# Dynamic Programming

Edit Distance

8-1. Typists often make transposition errors exchanging neighboring characters, such as typing setve when you mean steve. This requires two substitutions to fix under the conventional definition of edit distance. Incorporate a swap operation into our edit distance function, so that such neighboring transposition errors can be fixed at the cost of one operation.

8-2. Suppose you are given three strings of characters: $X$, $Y$, and $Z$, where $|X| = n$, $|Y|=m$, and $|Z|=n+m$. $Z$ is said to be a shuffle of $X$ and $Y$ iff $Z$ can be formed by interleaving the characters from $X$ and $Y$ in a way that maintains the left-to-right ordering of the characters from each string.

1. Show that cchocohilaptes is a shuffle of chocolate and chips, but chocochilatspe is not.
2. Give an efficient dynamic-programming algorithm that determines whether $Z$ is a shuffle of $X$ and $Y$. Hint: the values of the dynamic programming matrix you construct should be Boolean, not numeric.

8-3. The longest common substring (not subsequence) of two strings $X$ and $Y$ is the longest string that appears as a run of consecutive letters in both strings. For example, the longest common substring of photograph and tomography is ograph.

1. Let $n=|X|$ and $m=|Y|$. Give a $\Theta(nm)$ dynamic programming algorithm for longest common substring based on the longest common subsequence/edit distance algorithm.
2. Give a simpler $\Theta(nm)$ algorithm that does not rely on dynamic programming.

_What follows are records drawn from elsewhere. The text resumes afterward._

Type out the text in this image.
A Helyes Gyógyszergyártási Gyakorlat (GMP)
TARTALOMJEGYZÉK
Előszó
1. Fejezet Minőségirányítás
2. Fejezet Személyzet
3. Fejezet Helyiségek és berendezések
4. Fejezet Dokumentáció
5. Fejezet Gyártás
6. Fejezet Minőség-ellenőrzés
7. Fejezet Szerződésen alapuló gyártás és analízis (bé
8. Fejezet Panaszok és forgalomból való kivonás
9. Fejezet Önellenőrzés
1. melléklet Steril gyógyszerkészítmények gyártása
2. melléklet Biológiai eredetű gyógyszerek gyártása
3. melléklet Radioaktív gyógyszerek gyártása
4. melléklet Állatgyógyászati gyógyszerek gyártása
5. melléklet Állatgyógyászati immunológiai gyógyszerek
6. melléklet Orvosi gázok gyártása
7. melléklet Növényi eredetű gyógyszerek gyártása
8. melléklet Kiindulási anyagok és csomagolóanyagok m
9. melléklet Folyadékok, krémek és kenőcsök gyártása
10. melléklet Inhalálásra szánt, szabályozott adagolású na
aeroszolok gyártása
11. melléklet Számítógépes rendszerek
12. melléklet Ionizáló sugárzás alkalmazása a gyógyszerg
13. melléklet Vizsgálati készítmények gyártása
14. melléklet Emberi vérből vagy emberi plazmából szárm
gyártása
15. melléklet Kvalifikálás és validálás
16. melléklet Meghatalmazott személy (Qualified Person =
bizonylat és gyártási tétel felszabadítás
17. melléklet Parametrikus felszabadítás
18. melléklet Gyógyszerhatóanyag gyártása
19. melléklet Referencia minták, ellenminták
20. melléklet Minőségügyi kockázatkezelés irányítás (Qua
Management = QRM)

8-4. The longest common subsequence (LCS) of two sequences $T$ and $P$ is the longest sequence $L$ such that $L$ is a subsequence of both $T$ and $P$. The shortest common supersequence (SCS) of $T$ and $P$ is the smallest sequence $L$ such that both $T$ and $P$ are a subsequence of $L$.

1. Give efficient algorithms to find the LCS and SCS of two given sequences.
2. Let $d(T,P)$ be the minimum edit distance between $T$ and $P$ when no substitutions are allowed (i.e., the only changes are character insertion and deletion). Prove that $d(T,P)=|SCS(T,P)|-|LCS(T,P)|$ where $|SCS(T,P)|$ ($|LCS(T,P)|$) is the size of the shortest $SCS$ (longest LCS) of $T$ and $P$.

Greedy Algorithms

8-5. Let $P_1 ,P_2, \ldots, P_n$ be $n$ programs to be stored on a disk with capacity $D$ megabytes. Program $P_i$ requires $s_i$ megabytes of storage. We cannot store them all because $D < \sum_{i=1}^n s_i$

1. Does a greedy algorithm that selects programs in order of nondecreasing $s_i$ maximize the number of programs held on the disk? Prove or give a counter-example.
2. Does a greedy algorithm that selects programs in order of nonincreasing order $s_i$ use as much of the capacity of the disk as possible? Prove or give a counter-example.

8-6. Coins in the United States are minted with denominations of 1, 5, 10, 25, and 50 cents. Now consider a country whose coins are minted with denominations of $\{d_1, \ldots, d_k \}$ units. We seek an algorithm to make change of $n$ units using the minimum number of coins for this country.
(a) The greedy algorithm repeatedly selects the biggest coin no bigger than the amount to be changed and repeats until it is zero. Show that the greedy algorithm does not always use the minimum number of coins in a country whose denominations are $\{1,6,10\}$.
(b) Give an efficient algorithm that correctly determines the minimum number of coins needed to make change of $n$ units using denominations $\{d_1, \ldots, d_k \}$. Analyze its running time.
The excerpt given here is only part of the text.